Underwater archaeologists are searching the waters off Playa Villa Rica, about 75 kilometers (46.6 miles) north of Veracruz on Mexico’s Gulf coast, for what’s left of conquistador Hernán Cortés’ long-abandoned fleet.
Scouring the seafloor
In 1519, at the very last moment, the Spanish governor of Cuba revoked the charter of an expedition to Mexico after a fierce argument with its leader.
The expedition ultimately destroyed the Aztec Empire and began the long and often brutal process of colonizing Mexico. Almost no one gave the ships a second thought.
Five hundred years later, underwater archaeologist Roberto E. Junco Sánchez, of Mexico’s National Institute of Archaeology and History (INAH), is giving them that second thought. With a team of colleagues, he’s crisscrossing the waters off Villa Rica with magnetometers and side-scan sonar, looking for Cortés’ abandoned ships. The team is scanning the sea floor for traces of metal that may be the remains of 500-year-old ships’ fittings.
But it turns out a lot of metal is buried beneath the sand off Villa Rica. So far, the team’s survey has turned up between five and six dozen magnetometer targets, any of which could be either Cortés’ ships, a pile of modern junk, or something else entirely.
“Once we have the mag hits, we investigate them using a portable handheld magnetometer, then excavate and look for traces of old metal,” Junco told Ars Technica. If the divers find a shipwreck, they’ll radiocarbon-date samples of the wood to see if it lines up with the dates of Cortés’ expedition. And if there’s enough of the hull left, its design and construction may also yield clues to its origin.

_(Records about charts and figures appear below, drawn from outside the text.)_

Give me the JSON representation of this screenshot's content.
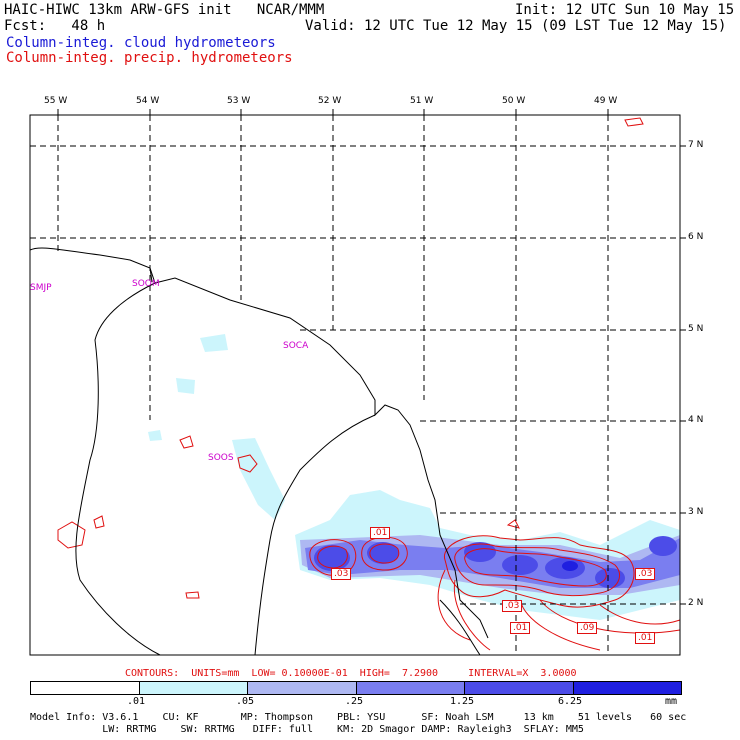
{
  "header": {
    "title_left": "HAIC-HIWC 13km ARW-GFS init   NCAR/MMM",
    "fcst_label": "Fcst:   48 h",
    "init": "Init: 12 UTC Sun 10 May 15",
    "valid": "Valid: 12 UTC Tue 12 May 15 (09 LST Tue 12 May 15)",
    "legend_cloud": "Column-integ. cloud hydrometeors",
    "legend_precip": "Column-integ. precip. hydrometeors",
    "legend_cloud_color": "#1a1ad6",
    "legend_precip_color": "#e01010"
  },
  "map": {
    "lon_labels": [
      "55 W",
      "54 W",
      "53 W",
      "52 W",
      "51 W",
      "50 W",
      "49 W"
    ],
    "lat_labels": [
      "7 N",
      "6 N",
      "5 N",
      "4 N",
      "3 N",
      "2 N"
    ],
    "stations": [
      {
        "id": "SMJP"
      },
      {
        "id": "SOOM"
      },
      {
        "id": "SOCA"
      },
      {
        "id": "SOOS"
      }
    ],
    "station_color": "#cc00cc",
    "contour_labels": [
      ".01",
      ".03",
      ".03",
      ".03",
      ".01",
      ".01",
      ".09",
      ".01"
    ]
  },
  "footer": {
    "contours_line": "CONTOURS:  UNITS=mm  LOW= 0.10000E-01  HIGH=  7.2900     INTERVAL=X  3.0000",
    "colorbar_ticks": [
      ".01",
      ".05",
      ".25",
      "1.25",
      "6.25"
    ],
    "colorbar_unit": "mm",
    "colorbar_colors": [
      "#ffffff",
      "#ccf5fc",
      "#aeb8f2",
      "#7a7ef0",
      "#4c4ce8",
      "#1f1fe0"
    ],
    "model_line1": "Model Info: V3.6.1    CU: KF       MP: Thompson    PBL: YSU      SF: Noah LSM     13 km    51 levels   60 sec",
    "model_line2": "            LW: RRTMG    SW: RRTMG   DIFF: full    KM: 2D Smagor DAMP: Rayleigh3  SFLAY: MM5"
  }
}
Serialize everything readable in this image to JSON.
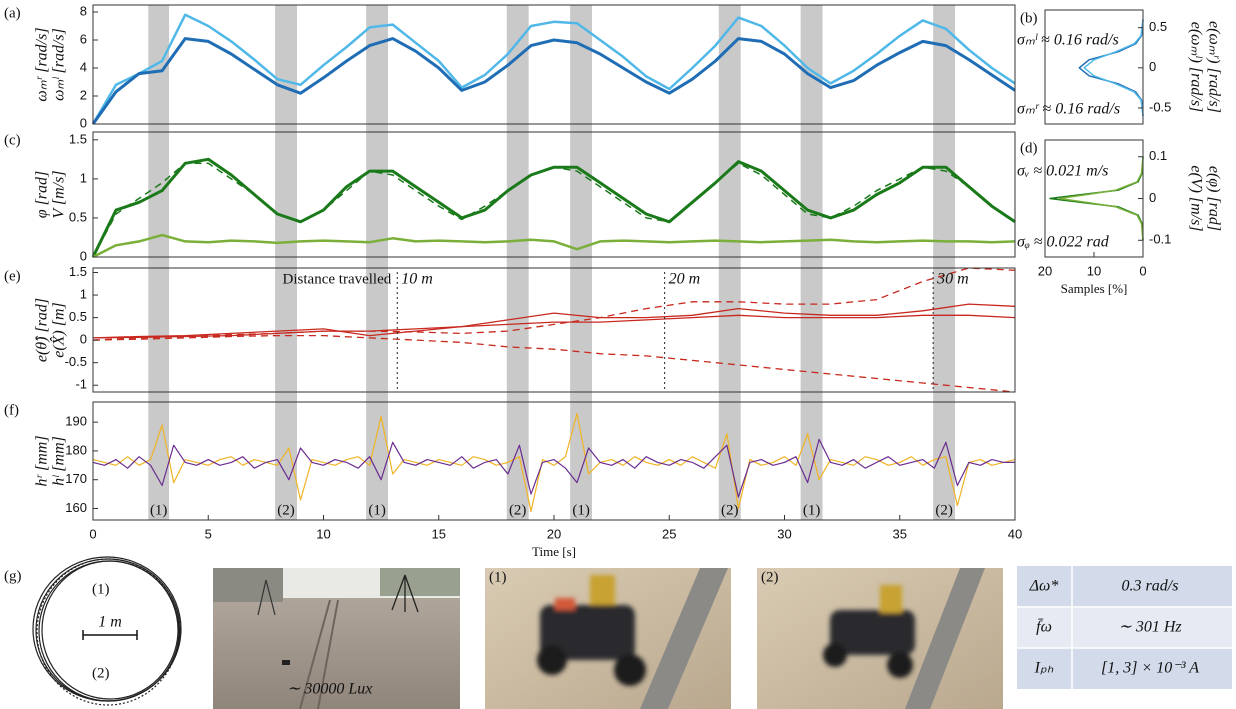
{
  "chart_data": [
    {
      "type": "line",
      "panel_label": "(a)",
      "xlim": [
        0,
        40
      ],
      "ylim": [
        0,
        8.5
      ],
      "yticks": [
        0,
        2,
        4,
        6,
        8
      ],
      "ylabel": [
        "ωₘʳ [rad/s]",
        "ωₘˡ [rad/s]"
      ],
      "ylabel_colors": [
        "#4fb8e8",
        "#1f6db5"
      ],
      "x": [
        0,
        1,
        2,
        3,
        4,
        5,
        6,
        7,
        8,
        9,
        10,
        11,
        12,
        13,
        14,
        15,
        16,
        17,
        18,
        19,
        20,
        21,
        22,
        23,
        24,
        25,
        26,
        27,
        28,
        29,
        30,
        31,
        32,
        33,
        34,
        35,
        36,
        37,
        38,
        39,
        40
      ],
      "series": [
        {
          "color": "#4fb8e8",
          "width": 2.5,
          "values": [
            0,
            2.8,
            3.6,
            4.5,
            7.8,
            7.0,
            5.9,
            4.6,
            3.2,
            2.8,
            4.2,
            5.5,
            6.9,
            7.1,
            5.8,
            4.5,
            2.6,
            3.5,
            5.0,
            7.0,
            7.3,
            7.2,
            6.0,
            4.8,
            3.4,
            2.5,
            4.0,
            5.6,
            7.6,
            7.0,
            5.6,
            4.0,
            2.9,
            3.8,
            5.0,
            6.3,
            7.4,
            6.8,
            5.3,
            4.0,
            2.9
          ]
        },
        {
          "color": "#1f6db5",
          "width": 3,
          "values": [
            0,
            2.3,
            3.6,
            3.8,
            6.1,
            5.9,
            5.0,
            3.9,
            2.8,
            2.2,
            3.3,
            4.5,
            5.6,
            6.1,
            5.2,
            4.0,
            2.4,
            3.0,
            4.2,
            5.6,
            6.0,
            5.8,
            5.0,
            4.0,
            3.0,
            2.2,
            3.2,
            4.5,
            6.1,
            5.9,
            5.0,
            3.6,
            2.6,
            3.1,
            4.2,
            5.1,
            5.9,
            5.6,
            4.6,
            3.5,
            2.4
          ]
        }
      ]
    },
    {
      "type": "line",
      "orientation": "horizontal",
      "panel_label": "(b)",
      "xlim": [
        20,
        0
      ],
      "ylim": [
        -0.7,
        0.72
      ],
      "yticks": [
        -0.5,
        0,
        0.5
      ],
      "ylabel": [
        "e(ωₘˡ) [rad/s]",
        "e(ωₘʳ) [rad/s]"
      ],
      "ylabel_colors": [
        "#1f6db5",
        "#4fb8e8"
      ],
      "notes": [
        "σₘˡ ≈ 0.16 rad/s",
        "σₘʳ ≈ 0.16 rad/s"
      ],
      "note_colors": [
        "#1f6db5",
        "#4fb8e8"
      ],
      "y": [
        -0.6,
        -0.4,
        -0.3,
        -0.2,
        -0.1,
        0,
        0.1,
        0.2,
        0.3,
        0.4,
        0.6
      ],
      "series": [
        {
          "color": "#1f6db5",
          "width": 1.5,
          "values": [
            0,
            0.3,
            1.5,
            5,
            11,
            13,
            11,
            5,
            1.5,
            0.3,
            0
          ]
        },
        {
          "color": "#4fb8e8",
          "width": 1.5,
          "values": [
            0,
            0.4,
            1.8,
            5.5,
            10,
            12,
            10,
            5.5,
            1.8,
            0.4,
            0
          ]
        }
      ]
    },
    {
      "type": "line",
      "panel_label": "(c)",
      "xlim": [
        0,
        40
      ],
      "ylim": [
        0,
        1.6
      ],
      "yticks": [
        0,
        0.5,
        1,
        1.5
      ],
      "ylabel": [
        "φ [rad]",
        "V [m/s]"
      ],
      "ylabel_colors": [
        "#7ab03a",
        "#1a7a1a"
      ],
      "x": [
        0,
        1,
        2,
        3,
        4,
        5,
        6,
        7,
        8,
        9,
        10,
        11,
        12,
        13,
        14,
        15,
        16,
        17,
        18,
        19,
        20,
        21,
        22,
        23,
        24,
        25,
        26,
        27,
        28,
        29,
        30,
        31,
        32,
        33,
        34,
        35,
        36,
        37,
        38,
        39,
        40
      ],
      "series": [
        {
          "color": "#1a7a1a",
          "width": 3,
          "values": [
            0,
            0.6,
            0.7,
            0.85,
            1.2,
            1.25,
            1.05,
            0.8,
            0.55,
            0.45,
            0.6,
            0.9,
            1.1,
            1.1,
            0.9,
            0.7,
            0.5,
            0.6,
            0.85,
            1.05,
            1.15,
            1.15,
            0.95,
            0.75,
            0.55,
            0.45,
            0.7,
            0.95,
            1.22,
            1.1,
            0.85,
            0.6,
            0.5,
            0.6,
            0.8,
            0.95,
            1.15,
            1.15,
            0.9,
            0.65,
            0.45
          ]
        },
        {
          "color": "#1a7a1a",
          "width": 1.5,
          "dash": true,
          "values": [
            0,
            0.55,
            0.75,
            0.95,
            1.2,
            1.2,
            1.0,
            0.8,
            0.55,
            0.45,
            0.6,
            0.85,
            1.1,
            1.05,
            0.85,
            0.65,
            0.48,
            0.65,
            0.85,
            1.05,
            1.15,
            1.1,
            0.9,
            0.7,
            0.5,
            0.45,
            0.7,
            0.95,
            1.2,
            1.05,
            0.8,
            0.55,
            0.5,
            0.65,
            0.85,
            1.0,
            1.15,
            1.1,
            0.9,
            0.65,
            0.45
          ]
        },
        {
          "color": "#7ab03a",
          "width": 2.5,
          "values": [
            0,
            0.15,
            0.2,
            0.28,
            0.2,
            0.19,
            0.21,
            0.2,
            0.18,
            0.2,
            0.21,
            0.2,
            0.19,
            0.24,
            0.2,
            0.21,
            0.2,
            0.19,
            0.2,
            0.22,
            0.2,
            0.1,
            0.2,
            0.21,
            0.2,
            0.19,
            0.2,
            0.21,
            0.2,
            0.19,
            0.2,
            0.21,
            0.22,
            0.2,
            0.19,
            0.2,
            0.21,
            0.2,
            0.2,
            0.19,
            0.2
          ]
        }
      ]
    },
    {
      "type": "line",
      "orientation": "horizontal",
      "panel_label": "(d)",
      "xlim": [
        20,
        0
      ],
      "xticks": [
        20,
        10,
        0
      ],
      "xlabel": "Samples [%]",
      "ylim": [
        -0.14,
        0.14
      ],
      "yticks": [
        -0.1,
        0,
        0.1
      ],
      "ylabel": [
        "e(V) [m/s]",
        "e(φ) [rad]"
      ],
      "ylabel_colors": [
        "#1a7a1a",
        "#7ab03a"
      ],
      "notes": [
        "σᵥ ≈ 0.021 m/s",
        "σᵩ ≈ 0.022 rad"
      ],
      "note_colors": [
        "#1a7a1a",
        "#7ab03a"
      ],
      "y": [
        -0.1,
        -0.06,
        -0.04,
        -0.02,
        -0.01,
        0,
        0.01,
        0.02,
        0.04,
        0.06,
        0.1
      ],
      "series": [
        {
          "color": "#1a7a1a",
          "width": 1.5,
          "values": [
            0,
            0.2,
            1,
            5,
            12,
            19,
            12,
            5,
            1,
            0.2,
            0
          ]
        },
        {
          "color": "#7ab03a",
          "width": 1.5,
          "values": [
            0,
            0.3,
            1.2,
            5.5,
            11,
            17,
            11,
            5.5,
            1.2,
            0.3,
            0
          ]
        }
      ]
    },
    {
      "type": "line",
      "panel_label": "(e)",
      "xlim": [
        0,
        40
      ],
      "ylim": [
        -1.15,
        1.6
      ],
      "yticks": [
        -1,
        -0.5,
        0,
        0.5,
        1,
        1.5
      ],
      "ylabel": [
        "e(θ̂) [rad]",
        "e(X̂) [m]"
      ],
      "ylabel_colors": [
        "#c8281e",
        "#a3161a"
      ],
      "distance": {
        "label": "Distance travelled",
        "x": [
          13.2,
          24.8,
          36.45
        ],
        "labels": [
          "10 m",
          "20 m",
          "30 m"
        ]
      },
      "x": [
        0,
        2,
        4,
        6,
        8,
        10,
        12,
        14,
        16,
        18,
        20,
        22,
        24,
        26,
        28,
        30,
        32,
        34,
        36,
        38,
        40
      ],
      "series": [
        {
          "color": "#c8281e",
          "width": 1.3,
          "values": [
            0.05,
            0.08,
            0.1,
            0.15,
            0.2,
            0.25,
            0.1,
            0.2,
            0.3,
            0.45,
            0.6,
            0.5,
            0.5,
            0.55,
            0.7,
            0.6,
            0.55,
            0.55,
            0.65,
            0.8,
            0.75
          ]
        },
        {
          "color": "#c8281e",
          "width": 1.3,
          "values": [
            0.05,
            0.06,
            0.08,
            0.1,
            0.15,
            0.2,
            0.2,
            0.25,
            0.3,
            0.35,
            0.4,
            0.4,
            0.45,
            0.5,
            0.55,
            0.5,
            0.5,
            0.5,
            0.55,
            0.55,
            0.5
          ]
        },
        {
          "color": "#c8281e",
          "width": 1.3,
          "dash": true,
          "values": [
            0,
            0.05,
            0.08,
            0.12,
            0.15,
            0.2,
            0.2,
            0.18,
            0.15,
            0.2,
            0.35,
            0.5,
            0.7,
            0.85,
            0.85,
            0.8,
            0.8,
            0.9,
            1.3,
            1.6,
            1.55
          ]
        },
        {
          "color": "#c8281e",
          "width": 1.3,
          "dash": true,
          "values": [
            0,
            0.02,
            0.05,
            0.08,
            0.1,
            0.1,
            0.05,
            0,
            -0.05,
            -0.15,
            -0.2,
            -0.3,
            -0.35,
            -0.45,
            -0.55,
            -0.65,
            -0.75,
            -0.85,
            -0.95,
            -1.05,
            -1.15
          ]
        }
      ]
    },
    {
      "type": "line",
      "panel_label": "(f)",
      "xlim": [
        0,
        40
      ],
      "xticks": [
        0,
        5,
        10,
        15,
        20,
        25,
        30,
        35,
        40
      ],
      "xlabel": "Time [s]",
      "ylim": [
        156,
        197
      ],
      "yticks": [
        160,
        170,
        180,
        190
      ],
      "ylabel": [
        "hʳ [mm]",
        "hˡ [mm]"
      ],
      "ylabel_colors": [
        "#6a2c91",
        "#e8a317"
      ],
      "x": [
        0,
        0.5,
        1,
        1.5,
        2,
        2.5,
        3,
        3.5,
        4,
        4.5,
        5,
        5.5,
        6,
        6.5,
        7,
        7.5,
        8,
        8.5,
        9,
        9.5,
        10,
        10.5,
        11,
        11.5,
        12,
        12.5,
        13,
        13.5,
        14,
        14.5,
        15,
        15.5,
        16,
        16.5,
        17,
        17.5,
        18,
        18.5,
        19,
        19.5,
        20,
        20.5,
        21,
        21.5,
        22,
        22.5,
        23,
        23.5,
        24,
        24.5,
        25,
        25.5,
        26,
        26.5,
        27,
        27.5,
        28,
        28.5,
        29,
        29.5,
        30,
        30.5,
        31,
        31.5,
        32,
        32.5,
        33,
        33.5,
        34,
        34.5,
        35,
        35.5,
        36,
        36.5,
        37,
        37.5,
        38,
        38.5,
        39,
        39.5,
        40
      ],
      "series": [
        {
          "color": "#f0b323",
          "width": 1.2,
          "values": [
            177,
            176,
            175,
            178,
            175,
            177,
            189,
            169,
            177,
            176,
            175,
            177,
            178,
            175,
            177,
            176,
            175,
            181,
            163,
            177,
            176,
            175,
            177,
            178,
            175,
            192,
            172,
            177,
            176,
            175,
            177,
            176,
            175,
            178,
            177,
            175,
            176,
            178,
            159,
            177,
            175,
            178,
            193,
            172,
            176,
            177,
            175,
            178,
            176,
            175,
            177,
            175,
            178,
            176,
            174,
            186,
            160,
            177,
            175,
            176,
            178,
            175,
            186,
            170,
            177,
            176,
            175,
            178,
            177,
            175,
            176,
            178,
            175,
            177,
            178,
            161,
            176,
            177,
            175,
            176,
            177
          ]
        },
        {
          "color": "#6a2c91",
          "width": 1.2,
          "values": [
            176,
            175,
            177,
            174,
            178,
            175,
            168,
            182,
            176,
            175,
            177,
            175,
            176,
            178,
            174,
            176,
            177,
            170,
            181,
            176,
            175,
            177,
            176,
            174,
            178,
            170,
            183,
            176,
            175,
            177,
            176,
            175,
            178,
            174,
            176,
            177,
            172,
            182,
            165,
            176,
            177,
            174,
            169,
            181,
            176,
            175,
            177,
            174,
            178,
            176,
            175,
            177,
            176,
            174,
            178,
            182,
            164,
            176,
            177,
            175,
            176,
            178,
            169,
            184,
            176,
            175,
            177,
            174,
            176,
            178,
            175,
            176,
            177,
            174,
            183,
            168,
            176,
            175,
            177,
            176,
            176
          ]
        }
      ]
    }
  ],
  "events": {
    "intervals": [
      [
        2.4,
        3.3
      ],
      [
        7.9,
        8.85
      ],
      [
        11.85,
        12.8
      ],
      [
        17.95,
        18.9
      ],
      [
        20.7,
        21.65
      ],
      [
        27.15,
        28.1
      ],
      [
        30.7,
        31.65
      ],
      [
        36.45,
        37.4
      ]
    ],
    "labels": [
      "(1)",
      "(2)",
      "(1)",
      "(2)",
      "(1)",
      "(2)",
      "(1)",
      "(2)"
    ]
  },
  "figure_g": {
    "panel_label": "(g)",
    "trajectory_labels": [
      "(1)",
      "(2)"
    ],
    "scale_label": "1 m",
    "photo_captions": [
      "∼ 30000 Lux",
      "(1)",
      "(2)"
    ]
  },
  "table": {
    "rows": [
      [
        "Δω*",
        "0.3 rad/s"
      ],
      [
        "f̄ω",
        "∼ 301 Hz"
      ],
      [
        "Iₚₕ",
        "[1, 3] × 10⁻³ A"
      ]
    ]
  }
}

Sixteenth-century high tech
There’s probably not much left of Cortés’ ships after all these centuries on the bottom; tropical waters make short work of wood, canvas, and rope unless they’re well buried. Usually, what’s left is the lower section of the hull, protected by seafloor sediment and sometimes the ship’s own ballast stones. Sanchez estimates that about two meters of sediment now cover the wrecks. “It will be interesting to see the state of preservation,” he told Ars.
The state of the wrecked ships may clear up a minor historical debate about how, exactly, Cortés destroyed his fleet. The earliest reports claimed he simply ran them aground, but later historians eventually embraced a more dramatic version of events that featured the conquistador burning his entire fleet.
If found, the scuttled ships could tell archaeologists something about a little-known period of shipbuilding: the cutting-edge 16th-century engineering that paved the way for European colonization, for better or worse. “There are very few early ships located and few 16th-century wrecks known and studied,” Junco told Ars Technica. “These very early ships are the kind of technology that mapped America and the Pacific Islands; they were good vessels to discover and start the process of discovery and colonization.”
The search continues
And Cortés’ ships may not be alone down there.
“There is also the possibility that we might have the fleet of Pánfilo de Narváez, who also, we think, scuttled his ships in the area,” Junco told Ars Technica. Narváez raced to Mexico in 1519 with orders from the Cuban governor to stop Cortés and his mutinous expedition. Despite arriving with a larger force, he failed and lost an eye in the process.
Divers have checked roughly a third of the targets so far, and they’ve found no sign of a shipwreck. But Junco says he’s optimistic. The survey area is relatively small, and they’re looking for the remains of 10 ships clustered together, so it’s less of a needle-in-a-haystack proposition than shipwreck surveys sometimes are. And in 500 years, the INAH team is only the second one to give it a serious try.
“There was an important researcher in the 19th century, Francisco del Paso y Troncoso, who in 1891 put hard-helmet divers in this area to look for the ships,” Junco told Ars Technica. Today’s searchers have the benefit of magnetometers, side-scan sonar, and significantly more advanced dive gear. “Our next move is to keep the mag survey and verify the rest of the anomalies we have,” said Sanchez.